In repeated measures designs, many measurements are made on the same individual. Repeated measures can be thought of as a generalization of paired data to allow for more than two measurements. The analysis of paired data will be identical to an analysis of repeated measures with two measurements. Some statisticians maintain a distinction between serial measurements and repeated measures. According to the strict definitions

For example, the term serial measurements would be used when a subject's blood pressures is measured in the same way over time. Repeated measures would be used to describe a study in which subjects' blood pressure was measured many different ways (sitting, lying, manually, automated cuff) at once. I, myself, do not object to the use of the term repeated measures in conjunction with serial measurements.

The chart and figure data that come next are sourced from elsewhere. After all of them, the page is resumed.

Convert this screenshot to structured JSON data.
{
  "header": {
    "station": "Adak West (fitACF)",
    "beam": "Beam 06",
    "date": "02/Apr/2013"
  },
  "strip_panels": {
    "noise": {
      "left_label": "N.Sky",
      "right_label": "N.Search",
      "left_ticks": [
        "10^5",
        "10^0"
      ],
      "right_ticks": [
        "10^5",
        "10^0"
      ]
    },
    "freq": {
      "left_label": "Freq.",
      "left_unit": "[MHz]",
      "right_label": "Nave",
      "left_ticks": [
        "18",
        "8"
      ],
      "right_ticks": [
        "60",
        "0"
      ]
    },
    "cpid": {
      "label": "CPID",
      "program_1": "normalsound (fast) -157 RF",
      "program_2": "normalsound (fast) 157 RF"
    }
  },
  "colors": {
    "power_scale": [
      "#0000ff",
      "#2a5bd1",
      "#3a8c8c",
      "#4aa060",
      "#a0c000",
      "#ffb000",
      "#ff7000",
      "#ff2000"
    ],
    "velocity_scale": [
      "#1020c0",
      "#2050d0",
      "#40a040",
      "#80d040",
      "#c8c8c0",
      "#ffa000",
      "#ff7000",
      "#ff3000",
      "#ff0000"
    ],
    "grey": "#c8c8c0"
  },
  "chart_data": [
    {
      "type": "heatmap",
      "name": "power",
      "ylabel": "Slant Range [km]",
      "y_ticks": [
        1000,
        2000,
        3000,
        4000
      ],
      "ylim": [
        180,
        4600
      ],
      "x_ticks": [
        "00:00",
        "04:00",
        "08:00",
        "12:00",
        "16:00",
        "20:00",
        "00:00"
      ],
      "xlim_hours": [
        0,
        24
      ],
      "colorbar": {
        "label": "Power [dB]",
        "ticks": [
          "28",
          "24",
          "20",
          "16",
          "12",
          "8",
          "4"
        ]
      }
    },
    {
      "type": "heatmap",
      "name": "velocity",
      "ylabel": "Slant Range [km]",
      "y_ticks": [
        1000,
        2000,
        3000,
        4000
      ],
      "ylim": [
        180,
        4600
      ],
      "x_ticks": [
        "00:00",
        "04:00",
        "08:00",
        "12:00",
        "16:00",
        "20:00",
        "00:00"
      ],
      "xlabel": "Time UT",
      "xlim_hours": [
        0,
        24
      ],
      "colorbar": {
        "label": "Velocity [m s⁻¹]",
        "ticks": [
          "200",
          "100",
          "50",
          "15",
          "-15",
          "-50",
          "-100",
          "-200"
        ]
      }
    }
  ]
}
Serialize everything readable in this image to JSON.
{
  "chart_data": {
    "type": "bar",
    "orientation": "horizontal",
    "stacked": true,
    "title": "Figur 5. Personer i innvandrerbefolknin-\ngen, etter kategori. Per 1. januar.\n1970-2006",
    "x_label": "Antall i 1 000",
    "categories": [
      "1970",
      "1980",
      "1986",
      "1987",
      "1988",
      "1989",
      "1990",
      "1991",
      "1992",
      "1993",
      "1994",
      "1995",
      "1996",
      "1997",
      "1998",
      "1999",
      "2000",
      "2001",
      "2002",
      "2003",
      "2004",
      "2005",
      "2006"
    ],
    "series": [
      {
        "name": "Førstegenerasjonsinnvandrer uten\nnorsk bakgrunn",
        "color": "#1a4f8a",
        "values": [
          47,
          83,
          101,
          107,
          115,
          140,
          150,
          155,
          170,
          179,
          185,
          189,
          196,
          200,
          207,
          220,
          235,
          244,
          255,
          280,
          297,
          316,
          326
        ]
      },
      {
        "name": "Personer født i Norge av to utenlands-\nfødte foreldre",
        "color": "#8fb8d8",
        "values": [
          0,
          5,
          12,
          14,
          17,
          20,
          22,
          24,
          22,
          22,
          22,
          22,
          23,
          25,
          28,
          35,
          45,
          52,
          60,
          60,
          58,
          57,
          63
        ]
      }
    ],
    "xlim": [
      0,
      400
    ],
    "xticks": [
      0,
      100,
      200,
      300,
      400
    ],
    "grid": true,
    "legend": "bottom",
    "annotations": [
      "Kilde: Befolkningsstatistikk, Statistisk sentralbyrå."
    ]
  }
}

Often the analysis of serial measurements can be greatly simplified by reducing each set of measurements to a single number (such as a regression coefficient, peak value, time to peak, or area under the curve) and then using standard techniques for single measurements.

Intention-To-Treat & Meta Analysis

Among the topics that should be included in these notes are the highly controversial Intention-To-Treat Analysis (ITT) and Meta Analysis. Like many statisticians, I have strong feelings about them. Because these are highly charged issues, I have placed them in their own Web pages to give them some distance from the more generally accepted principles presented in this note.

Intention-To-Treat Analysis
Meta Analysis

The Bottom Line

We all want to do research that produces valid results, is worthy of publication, and meets with the approval of our peers. This begins with a carefully crafted research question and an appropriate study design. Sometimes all of the criteria for a perfect study are not met, but this does not necessarily mean that the work is without merit. What is critical is that the design be described in sufficient detail that it can be properly evaluated. (The connection between Reye's syndrome and aspirin was established in a case-control pilot study that was meant to try out the machinery before embarking on the real study. An observed odds ratio of 25 led the researchers to publish the results of the pilot.) Any study that is deficient in its design will rarely be able to settle the question that prompted the research, but it may be able to provide valuable information nonetheless.